Does the rest of the music industry take AI seriously enough? 

“When we started Musiio in 2018, people were much more sceptical, and then in the last two years of building the business there was a definite shift. You need to have enough time for things to grow and for people to become comfortable. It’s a journey and I feel like it will adjust more over the next two years.”

At Musiio, our technology has the appearance of magic, because it’s so quick and clever

Hazel Savage

Is there one thing you want everyone in the business to know about AI?

“That it’s not sentient, it’s not some all-encompassing power. I find it a bit easier to talk about the limitations of AI because when people understand what it can’t do, it seems a lot less threatening. And the reality is that AI, in its current state, can’t really do anything you haven’t taught it. At Musiio, our technology has the appearance of magic, because it’s so quick and clever. But there’s nothing magic going on, it’s very simple, high performance computing and pattern recognition that gives the appearance of intelligence. I think that’s something that people need to understand.”

What will be the next big things to come out of this sector?

“I always feel like the ‘next big thing’ will be something we haven’t anticipated, but I’m super fascinated with source separation that uses AI. People have been familiar with source separation – the ability to remove a vocal from a track or separate the guitar, the bass and the drums – for a while, but it’s never been good enough to have anything usable at the end of it. But now, there is a company in the US, AudioShake, which has genuinely solved something that no one else has been able to. They’re helping big music companies get syncs by being able to remove vocals from tracks and create instrumental versions, so the next frontier for me is source separation. I’m still a little bit sceptical of AI-generated music – one thing I noticed at Musiio when I was going in to meet with labels or publishers was that there was very little demand for it.
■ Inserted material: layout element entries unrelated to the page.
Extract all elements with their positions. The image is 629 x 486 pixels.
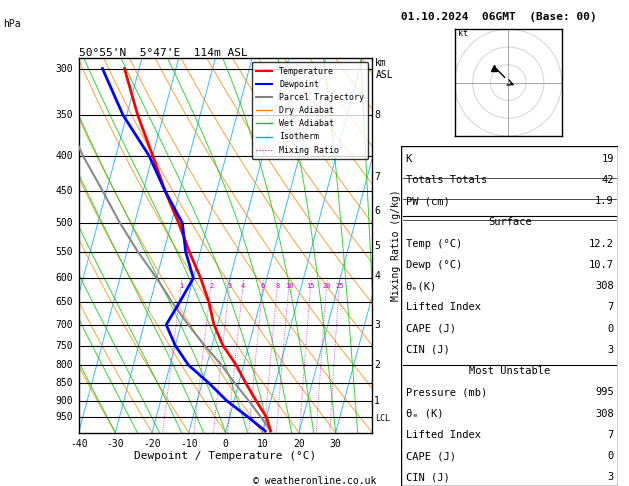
Text: 8: 8 [276, 283, 280, 289]
Text: km
ASL: km ASL [376, 58, 393, 80]
Text: PW (cm): PW (cm) [406, 196, 449, 206]
Text: hPa: hPa [3, 19, 21, 30]
Text: 3: 3 [608, 472, 614, 483]
Text: CIN (J): CIN (J) [406, 472, 449, 483]
Text: 308: 308 [595, 281, 614, 291]
Text: 400: 400 [55, 151, 73, 160]
Text: CIN (J): CIN (J) [406, 345, 449, 355]
Text: -40: -40 [70, 438, 87, 449]
Text: 30: 30 [330, 438, 342, 449]
Text: 350: 350 [55, 110, 73, 120]
Text: 20: 20 [323, 283, 331, 289]
Text: θₑ (K): θₑ (K) [406, 409, 443, 419]
Text: 20: 20 [293, 438, 305, 449]
Text: kt: kt [459, 29, 469, 38]
Text: 600: 600 [55, 273, 73, 283]
Text: CAPE (J): CAPE (J) [406, 324, 455, 334]
Text: 800: 800 [55, 360, 73, 370]
Text: 3: 3 [374, 320, 380, 330]
Text: Dewp (°C): Dewp (°C) [406, 260, 462, 270]
Text: 25: 25 [335, 283, 343, 289]
Text: 0: 0 [223, 438, 228, 449]
Text: 500: 500 [55, 218, 73, 228]
Text: 450: 450 [55, 186, 73, 196]
Text: 4: 4 [374, 271, 380, 280]
Text: Lifted Index: Lifted Index [406, 430, 481, 440]
Text: 300: 300 [55, 64, 73, 73]
Text: 10: 10 [285, 283, 294, 289]
Text: -10: -10 [180, 438, 198, 449]
Text: 3: 3 [228, 283, 232, 289]
Text: 12.2: 12.2 [589, 239, 614, 249]
Text: CAPE (J): CAPE (J) [406, 451, 455, 461]
Text: 1: 1 [179, 283, 184, 289]
Text: Totals Totals: Totals Totals [406, 175, 487, 185]
Text: 2: 2 [209, 283, 213, 289]
Text: 6: 6 [261, 283, 265, 289]
Text: 01.10.2024  06GMT  (Base: 00): 01.10.2024 06GMT (Base: 00) [401, 12, 597, 22]
Text: Temp (°C): Temp (°C) [406, 239, 462, 249]
Text: -20: -20 [143, 438, 161, 449]
Text: K: K [406, 154, 412, 164]
Text: © weatheronline.co.uk: © weatheronline.co.uk [253, 476, 376, 486]
Text: 10.7: 10.7 [589, 260, 614, 270]
Text: -30: -30 [106, 438, 124, 449]
Text: Pressure (mb): Pressure (mb) [406, 387, 487, 398]
Text: 650: 650 [55, 297, 73, 307]
Text: 7: 7 [374, 173, 380, 182]
Text: 0: 0 [608, 451, 614, 461]
Text: 6: 6 [374, 206, 380, 216]
Text: 7: 7 [608, 430, 614, 440]
Text: 50°55'N  5°47'E  114m ASL: 50°55'N 5°47'E 114m ASL [79, 48, 247, 57]
Text: LCL: LCL [376, 414, 391, 423]
Text: 995: 995 [595, 387, 614, 398]
Text: Mixing Ratio (g/kg): Mixing Ratio (g/kg) [391, 190, 401, 301]
Text: 19: 19 [601, 154, 614, 164]
Text: 850: 850 [55, 379, 73, 388]
Text: 0: 0 [608, 324, 614, 334]
Text: θₑ(K): θₑ(K) [406, 281, 437, 291]
Text: 7: 7 [608, 302, 614, 312]
Text: 10: 10 [257, 438, 268, 449]
Legend: Temperature, Dewpoint, Parcel Trajectory, Dry Adiabat, Wet Adiabat, Isotherm, Mi: Temperature, Dewpoint, Parcel Trajectory… [252, 63, 368, 159]
Text: Most Unstable: Most Unstable [469, 366, 550, 376]
Text: 1.9: 1.9 [595, 196, 614, 206]
Text: 550: 550 [55, 247, 73, 257]
Text: 5: 5 [374, 241, 380, 251]
Text: 950: 950 [55, 412, 73, 422]
Text: 2: 2 [374, 360, 380, 370]
Text: Dewpoint / Temperature (°C): Dewpoint / Temperature (°C) [135, 451, 316, 461]
Text: 308: 308 [595, 409, 614, 419]
Text: 42: 42 [601, 175, 614, 185]
Text: Surface: Surface [488, 217, 532, 227]
Text: 8: 8 [374, 110, 380, 120]
Text: 700: 700 [55, 320, 73, 330]
Text: 4: 4 [241, 283, 245, 289]
Text: 750: 750 [55, 341, 73, 350]
Text: 900: 900 [55, 396, 73, 406]
Text: 1: 1 [374, 396, 380, 406]
Text: 15: 15 [307, 283, 315, 289]
Text: 3: 3 [608, 345, 614, 355]
Text: Lifted Index: Lifted Index [406, 302, 481, 312]
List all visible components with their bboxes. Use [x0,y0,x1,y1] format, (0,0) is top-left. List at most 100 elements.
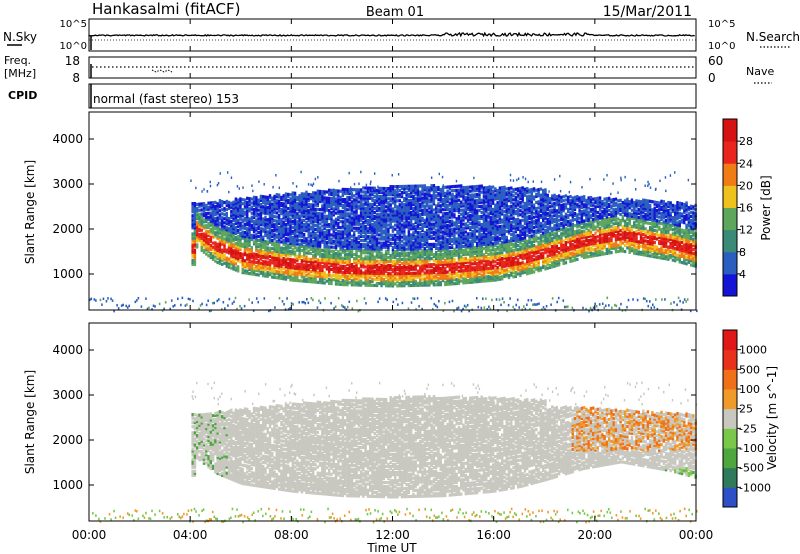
range-gate-cell [419,279,422,283]
range-gate-cell [202,248,206,252]
range-gate-cell [362,206,365,210]
range-gate-cell [466,212,470,216]
range-gate-cell [191,254,194,258]
range-gate-cell [428,244,431,249]
range-gate-cell [348,228,351,232]
range-gate-cell [380,235,383,239]
range-gate-cell [491,195,495,199]
range-gate-cell [280,222,283,226]
range-gate-cell [289,264,292,268]
range-gate-cell [394,268,397,272]
range-gate-cell [300,232,304,236]
range-gate-cell [489,224,493,228]
range-gate-cell [353,244,356,249]
range-gate-cell [305,200,308,204]
range-gate-cell [478,267,481,271]
range-gate-cell [198,202,201,206]
range-gate-cell [341,234,345,238]
range-gate-cell [471,276,474,280]
range-gate-cell [430,222,433,226]
range-gate-cell [373,235,376,239]
range-gate-cell [478,237,481,241]
range-gate-cell [318,264,322,268]
range-gate-cell [453,213,456,217]
range-gate-cell [412,273,415,277]
range-gate-cell [287,192,290,196]
range-gate-cell [491,274,495,278]
range-gate-cell [273,233,276,237]
range-gate-cell [475,245,479,249]
range-gate-cell [332,235,335,239]
range-gate-cell [412,223,415,227]
range-gate-cell [330,188,333,193]
range-gate-cell [364,279,367,283]
range-gate-cell [428,269,431,273]
range-gate-cell [478,253,481,257]
range-gate-cell [321,204,324,208]
range-gate-cell [414,214,417,219]
range-gate-cell [280,264,283,268]
range-gate-cell [328,259,331,263]
range-gate-cell [266,260,269,264]
range-gate-cell [309,211,313,215]
range-gate-cell [198,234,201,239]
range-gate-cell [271,224,274,229]
range-gate-cell [430,244,433,249]
range-gate-cell [205,213,208,218]
range-gate-cell [266,199,269,204]
range-gate-cell [257,242,260,247]
range-gate-cell [271,204,274,208]
range-gate-cell [409,186,413,190]
range-gate-cell [489,248,493,252]
range-gate-cell [234,246,238,250]
range-gate-cell [318,244,322,248]
range-gate-cell [314,191,317,195]
range-gate-cell [489,272,493,276]
range-gate-cell [284,271,288,275]
range-gate-cell [325,232,329,237]
range-gate-cell [368,222,372,227]
range-gate-cell [348,212,351,216]
range-gate-cell [261,237,265,241]
range-gate-cell [264,250,267,254]
range-gate-cell [216,222,219,226]
range-gate-cell [293,260,297,264]
range-gate-cell [480,275,483,279]
range-gate-cell [302,222,306,227]
range-gate-cell [387,280,390,284]
range-gate-cell [482,267,486,271]
range-gate-cell [450,213,454,217]
range-gate-cell [259,219,263,223]
range-gate-cell [266,256,269,260]
range-gate-cell [221,254,224,258]
range-gate-cell [366,243,370,247]
range-gate-cell [191,232,194,236]
range-gate-cell [457,245,461,249]
range-gate-cell [314,280,317,284]
range-gate-cell [211,207,215,211]
range-gate-cell [202,250,206,254]
freq-right-tick-top: 60 [708,54,723,68]
range-gate-cell [341,280,345,285]
range-gate-cell [430,212,433,216]
range-gate-cell [359,257,363,261]
range-gate-cell [321,212,324,216]
range-gate-cell [371,269,374,273]
range-gate-cell [259,255,263,259]
range-gate-cell [273,219,276,223]
range-gate-cell [346,246,349,250]
range-gate-cell [366,204,370,208]
range-gate-cell [271,241,274,245]
range-gate-cell [289,270,292,274]
range-gate-cell [366,261,370,265]
range-gate-cell [439,198,442,202]
range-gate-cell [478,215,481,219]
range-gate-cell [241,232,244,236]
range-gate-cell [339,252,342,256]
range-gate-cell [348,190,351,194]
range-gate-cell [389,225,392,229]
range-gate-cell [275,207,279,211]
range-gate-cell [434,273,438,277]
range-gate-cell [248,217,251,221]
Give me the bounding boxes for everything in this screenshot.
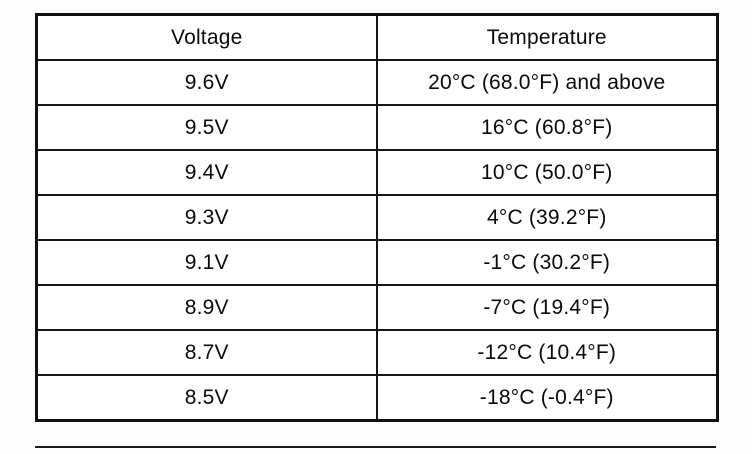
voltage-cell: 9.6V bbox=[35, 59, 378, 106]
table-row: 8.9V -7°C (19.4°F) bbox=[35, 284, 719, 331]
voltage-cell: 9.1V bbox=[35, 239, 378, 286]
temperature-cell: 20°C (68.0°F) and above bbox=[375, 59, 719, 106]
temperature-cell: -7°C (19.4°F) bbox=[375, 284, 719, 331]
table-row: 8.5V -18°C (-0.4°F) bbox=[35, 374, 719, 422]
temperature-cell: -1°C (30.2°F) bbox=[375, 239, 719, 286]
table-row: 8.7V -12°C (10.4°F) bbox=[35, 329, 719, 376]
temperature-column-header: Temperature bbox=[375, 13, 719, 61]
temperature-cell: 4°C (39.2°F) bbox=[375, 194, 719, 241]
temperature-cell: -12°C (10.4°F) bbox=[375, 329, 719, 376]
voltage-temperature-table: Voltage Temperature 9.6V 20°C (68.0°F) an… bbox=[35, 13, 719, 422]
voltage-cell: 8.7V bbox=[35, 329, 378, 376]
voltage-cell: 9.3V bbox=[35, 194, 378, 241]
table-body: 9.6V 20°C (68.0°F) and above 9.5V 16°C (60.… bbox=[35, 59, 719, 422]
voltage-cell: 9.4V bbox=[35, 149, 378, 196]
table-header-row: Voltage Temperature bbox=[35, 13, 719, 61]
temperature-cell: 10°C (50.0°F) bbox=[375, 149, 719, 196]
table-row: 9.4V 10°C (50.0°F) bbox=[35, 149, 719, 196]
voltage-column-header: Voltage bbox=[35, 13, 378, 61]
scan-artifact-line bbox=[35, 446, 716, 448]
table-row: 9.3V 4°C (39.2°F) bbox=[35, 194, 719, 241]
voltage-cell: 8.5V bbox=[35, 374, 378, 422]
table-row: 9.1V -1°C (30.2°F) bbox=[35, 239, 719, 286]
temperature-cell: -18°C (-0.4°F) bbox=[375, 374, 719, 422]
temperature-cell: 16°C (60.8°F) bbox=[375, 104, 719, 151]
table-row: 9.5V 16°C (60.8°F) bbox=[35, 104, 719, 151]
voltage-cell: 9.5V bbox=[35, 104, 378, 151]
table-row: 9.6V 20°C (68.0°F) and above bbox=[35, 59, 719, 106]
voltage-cell: 8.9V bbox=[35, 284, 378, 331]
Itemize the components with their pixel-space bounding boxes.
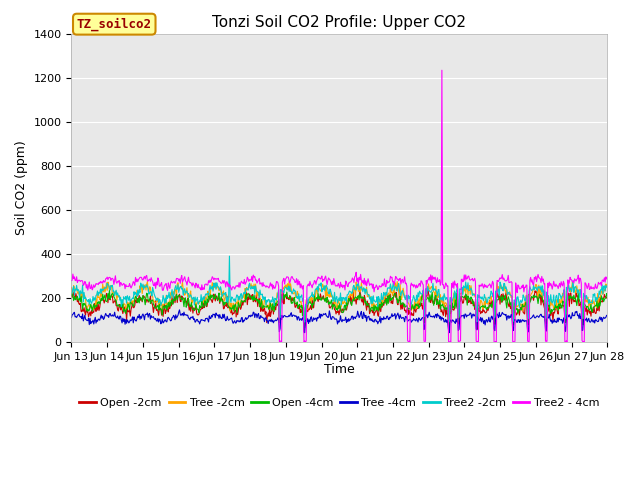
Tree2 -2cm <box>421 314 429 320</box>
Tree -4cm <box>422 312 429 318</box>
Open -2cm <box>473 326 481 332</box>
Tree2 -2cm <box>445 319 452 325</box>
Open -4cm <box>422 297 429 302</box>
Tree2 - 4cm <box>215 278 223 284</box>
Open -4cm <box>406 306 413 312</box>
Tree -4cm <box>77 314 85 320</box>
Tree -4cm <box>216 312 223 317</box>
Tree2 -2cm <box>68 290 76 296</box>
Tree2 -2cm <box>604 285 611 291</box>
Tree2 - 4cm <box>132 279 140 285</box>
Y-axis label: Soil CO2 (ppm): Soil CO2 (ppm) <box>15 141 28 235</box>
Tree2 - 4cm <box>187 280 195 286</box>
Tree -2cm <box>68 285 76 290</box>
Tree2 -2cm <box>132 291 140 297</box>
Tree -4cm <box>604 313 611 319</box>
Tree2 - 4cm <box>77 278 85 284</box>
Tree -2cm <box>215 288 223 294</box>
Open -4cm <box>301 325 308 331</box>
Tree -2cm <box>420 314 428 320</box>
Open -2cm <box>77 309 85 314</box>
Tree -2cm <box>568 278 576 284</box>
Line: Tree2 -2cm: Tree2 -2cm <box>72 256 607 322</box>
Line: Tree -2cm: Tree -2cm <box>72 281 607 324</box>
Tree -2cm <box>404 300 412 306</box>
Open -4cm <box>188 300 195 305</box>
Tree2 - 4cm <box>420 338 428 344</box>
Open -4cm <box>77 293 85 299</box>
Open -4cm <box>68 292 76 298</box>
Tree -4cm <box>132 318 140 324</box>
Tree2 -2cm <box>225 253 233 259</box>
Tree2 - 4cm <box>447 339 454 345</box>
Tree2 -2cm <box>215 285 223 291</box>
Tree -2cm <box>77 299 85 304</box>
Tree2 - 4cm <box>68 278 76 284</box>
Tree -2cm <box>445 321 453 327</box>
Line: Open -4cm: Open -4cm <box>72 290 607 328</box>
Tree2 - 4cm <box>404 339 412 345</box>
Open -2cm <box>68 292 76 298</box>
Tree2 -2cm <box>187 292 195 298</box>
Open -4cm <box>216 299 223 305</box>
X-axis label: Time: Time <box>324 363 355 376</box>
Tree2 -2cm <box>405 295 413 301</box>
Tree -4cm <box>406 316 413 322</box>
Open -2cm <box>424 284 431 290</box>
Open -2cm <box>404 312 412 317</box>
Tree -4cm <box>188 314 195 320</box>
Open -4cm <box>106 288 113 293</box>
Tree2 - 4cm <box>604 276 611 282</box>
Tree -4cm <box>301 330 308 336</box>
Open -4cm <box>133 299 141 304</box>
Open -2cm <box>132 298 140 304</box>
Tree2 -2cm <box>77 290 85 296</box>
Open -2cm <box>604 294 611 300</box>
Open -2cm <box>420 316 428 322</box>
Title: Tonzi Soil CO2 Profile: Upper CO2: Tonzi Soil CO2 Profile: Upper CO2 <box>212 15 467 30</box>
Open -2cm <box>187 309 195 314</box>
Tree2 - 4cm <box>438 67 445 73</box>
Line: Tree2 - 4cm: Tree2 - 4cm <box>72 70 607 342</box>
Open -2cm <box>215 296 223 301</box>
Line: Open -2cm: Open -2cm <box>72 287 607 329</box>
Tree -2cm <box>604 283 611 289</box>
Line: Tree -4cm: Tree -4cm <box>72 310 607 333</box>
Text: TZ_soilco2: TZ_soilco2 <box>77 17 152 31</box>
Tree -2cm <box>187 288 195 294</box>
Tree -4cm <box>175 307 183 313</box>
Legend: Open -2cm, Tree -2cm, Open -4cm, Tree -4cm, Tree2 -2cm, Tree2 - 4cm: Open -2cm, Tree -2cm, Open -4cm, Tree -4… <box>75 394 604 412</box>
Tree -2cm <box>132 294 140 300</box>
Tree -4cm <box>68 315 76 321</box>
Open -4cm <box>604 292 611 298</box>
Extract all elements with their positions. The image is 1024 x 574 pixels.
So I still see a disconnect between the demand for AI-generated music and the amount of AI-generated music there is.”

You previously told us that you thought AI-generated music was “impressive academically” but that we weren’t “always considering the ethical impact on songwriters, although, who knows, in 10 years I’ll either be seen as a prophet or a dunce for that statement!” What’s the verdict so far? 

“Erm, more of a prophet I think. If it carries on like it is, AI music will go nowhere and people will not really want it. Human beings love to create music, so it doesn’t need to be disrupted [by AI]. However, there could be an unknown leap in technology. And if we suddenly see that huge leap in the way we did from a regular mobile phone to a smartphone, or from music downloads to music streaming, I’ll probably be seen as a dunce. But so far, I’m more on the prophet side!”